A Proposta portuguesa é baseada no melhor conhecimento científico em áreas tão relevantes como a geologia, hidrografia, geofísica, sistemas de informação geográfica, oceanografia, biologia, robótica submarina e direito internacional público.

A conjugação do trabalho nestas áreas bem como a recolha e análise de dados, nomeadamente em campanhas oceanográficas, tem decorrido de forma permanente, de forma a responder a todas as questões que têm vindo a ser colocadas pela CLPC desde 2017.

Esta atualização permanente do conhecimento científico só tem sido possível graças à colaboração entre várias entidades nacionais e estrangeiras, públicas e privadas, merecendo um destaque especial o Instituto Hidrográfico da Marinha Portuguesa.
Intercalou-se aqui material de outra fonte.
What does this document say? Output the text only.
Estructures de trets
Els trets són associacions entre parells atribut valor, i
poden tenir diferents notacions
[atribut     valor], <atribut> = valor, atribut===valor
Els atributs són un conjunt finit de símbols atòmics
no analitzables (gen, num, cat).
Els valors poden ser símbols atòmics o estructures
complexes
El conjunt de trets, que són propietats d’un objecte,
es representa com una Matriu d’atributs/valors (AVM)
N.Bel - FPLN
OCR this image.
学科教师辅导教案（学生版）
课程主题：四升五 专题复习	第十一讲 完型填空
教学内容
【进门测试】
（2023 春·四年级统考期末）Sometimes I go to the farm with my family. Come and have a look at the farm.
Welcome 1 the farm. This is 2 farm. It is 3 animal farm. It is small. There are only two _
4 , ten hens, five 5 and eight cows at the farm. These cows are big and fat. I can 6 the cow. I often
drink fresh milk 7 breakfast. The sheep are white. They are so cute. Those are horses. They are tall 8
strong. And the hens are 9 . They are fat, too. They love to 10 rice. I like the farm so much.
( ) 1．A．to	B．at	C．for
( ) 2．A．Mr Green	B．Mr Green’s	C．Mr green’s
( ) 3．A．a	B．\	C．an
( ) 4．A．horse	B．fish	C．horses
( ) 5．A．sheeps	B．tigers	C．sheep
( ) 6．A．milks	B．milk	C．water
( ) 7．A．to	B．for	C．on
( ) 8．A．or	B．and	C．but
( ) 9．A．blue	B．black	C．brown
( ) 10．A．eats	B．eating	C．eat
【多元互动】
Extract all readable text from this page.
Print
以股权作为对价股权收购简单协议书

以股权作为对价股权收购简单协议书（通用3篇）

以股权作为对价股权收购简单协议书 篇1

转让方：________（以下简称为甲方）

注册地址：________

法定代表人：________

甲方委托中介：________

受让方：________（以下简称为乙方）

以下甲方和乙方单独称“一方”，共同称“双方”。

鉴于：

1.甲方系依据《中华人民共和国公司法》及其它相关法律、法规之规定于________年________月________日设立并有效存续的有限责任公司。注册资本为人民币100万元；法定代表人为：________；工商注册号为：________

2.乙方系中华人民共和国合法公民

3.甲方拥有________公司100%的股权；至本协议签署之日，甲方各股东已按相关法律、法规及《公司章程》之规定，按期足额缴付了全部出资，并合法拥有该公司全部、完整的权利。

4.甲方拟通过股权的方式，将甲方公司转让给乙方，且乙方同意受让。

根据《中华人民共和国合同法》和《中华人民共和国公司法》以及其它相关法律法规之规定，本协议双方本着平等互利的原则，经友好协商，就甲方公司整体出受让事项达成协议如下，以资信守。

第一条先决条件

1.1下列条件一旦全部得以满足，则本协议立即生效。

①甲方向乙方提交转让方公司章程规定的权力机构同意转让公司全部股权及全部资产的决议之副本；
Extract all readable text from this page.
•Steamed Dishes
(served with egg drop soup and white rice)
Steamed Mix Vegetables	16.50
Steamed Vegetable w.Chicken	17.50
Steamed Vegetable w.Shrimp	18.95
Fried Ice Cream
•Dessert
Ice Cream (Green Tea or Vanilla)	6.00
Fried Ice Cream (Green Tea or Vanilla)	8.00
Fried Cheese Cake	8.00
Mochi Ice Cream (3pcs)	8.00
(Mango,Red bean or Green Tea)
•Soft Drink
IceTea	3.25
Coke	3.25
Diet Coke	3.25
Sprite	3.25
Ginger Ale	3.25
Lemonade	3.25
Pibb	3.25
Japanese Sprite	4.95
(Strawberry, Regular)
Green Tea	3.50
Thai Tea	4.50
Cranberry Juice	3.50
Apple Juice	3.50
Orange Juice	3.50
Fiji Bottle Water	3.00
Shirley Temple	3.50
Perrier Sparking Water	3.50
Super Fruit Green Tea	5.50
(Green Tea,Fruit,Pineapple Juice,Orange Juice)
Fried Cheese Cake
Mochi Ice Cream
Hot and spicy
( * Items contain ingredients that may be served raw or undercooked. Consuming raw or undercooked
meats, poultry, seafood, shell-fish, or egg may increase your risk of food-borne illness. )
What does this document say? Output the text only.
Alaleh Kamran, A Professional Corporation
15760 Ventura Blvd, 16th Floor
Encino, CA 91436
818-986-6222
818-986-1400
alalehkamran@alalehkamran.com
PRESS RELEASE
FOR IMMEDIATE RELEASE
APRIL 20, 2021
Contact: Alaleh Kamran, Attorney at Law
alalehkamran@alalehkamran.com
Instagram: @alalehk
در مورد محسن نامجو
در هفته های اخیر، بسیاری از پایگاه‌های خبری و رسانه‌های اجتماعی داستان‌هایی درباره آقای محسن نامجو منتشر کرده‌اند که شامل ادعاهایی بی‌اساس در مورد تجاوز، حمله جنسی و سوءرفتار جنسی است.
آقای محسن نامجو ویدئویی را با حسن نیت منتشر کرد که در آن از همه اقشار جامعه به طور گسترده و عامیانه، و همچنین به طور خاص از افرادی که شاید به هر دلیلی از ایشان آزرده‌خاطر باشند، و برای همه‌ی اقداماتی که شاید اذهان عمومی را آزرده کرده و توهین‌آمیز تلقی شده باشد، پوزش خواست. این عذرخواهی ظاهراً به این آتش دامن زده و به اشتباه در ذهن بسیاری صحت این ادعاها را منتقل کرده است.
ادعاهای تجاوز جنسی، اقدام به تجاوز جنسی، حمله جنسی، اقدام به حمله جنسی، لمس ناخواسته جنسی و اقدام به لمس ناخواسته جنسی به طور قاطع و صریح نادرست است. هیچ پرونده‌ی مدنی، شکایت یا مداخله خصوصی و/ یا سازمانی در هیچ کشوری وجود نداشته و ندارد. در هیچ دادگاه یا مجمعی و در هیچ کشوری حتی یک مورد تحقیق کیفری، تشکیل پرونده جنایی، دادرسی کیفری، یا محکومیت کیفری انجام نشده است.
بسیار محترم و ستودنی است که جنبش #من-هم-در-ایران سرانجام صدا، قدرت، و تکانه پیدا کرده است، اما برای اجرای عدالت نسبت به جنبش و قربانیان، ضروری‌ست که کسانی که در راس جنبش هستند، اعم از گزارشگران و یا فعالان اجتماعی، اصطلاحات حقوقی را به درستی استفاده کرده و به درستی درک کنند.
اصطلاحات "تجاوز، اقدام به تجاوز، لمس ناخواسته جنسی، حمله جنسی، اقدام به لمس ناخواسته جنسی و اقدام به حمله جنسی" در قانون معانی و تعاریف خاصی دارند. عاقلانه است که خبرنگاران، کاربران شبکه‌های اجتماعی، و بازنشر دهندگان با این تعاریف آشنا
Embora em alguns casos ainda pouco visíveis, existem já alguns resultados palpáveis de todo este processo, os quais merecem ser referidos:

  • Mais know-how e mais visibilidade com a demonstração de conhecimento e capacidade científica e tecnológica no domínio alargado das ciências do mar;
  • Reforço da posição de Portugal em matérias relativas ao mar e ao oceano;
  • Desenvolvimento de novos equipamentos e novas tecnologias, incrementando a capacidade operacional no acesso ao mar profundo;
  • Investimento continuado em desenvolvimento científico através do apoio a projetos de investigação e estabelecendo parcerias com laboratórios, institutos e universidades, a nível nacional e internacional.

Os benefícios decorrentes deste Projeto terão a sua máxima expressão nas gerações futuras. Até lá, Portugal continuará a trabalhar para a consolidação do conhecimento sobre o mar profundo, prosseguindo a consolidação da sua estratégia para o desenvolvimento sustentável do “nosso” mar.

Profundidades

Profundidades

[1] A Rússia, à semelhança de outros Estados, apresentou várias submissões parciais para a extensão da plataforma continental.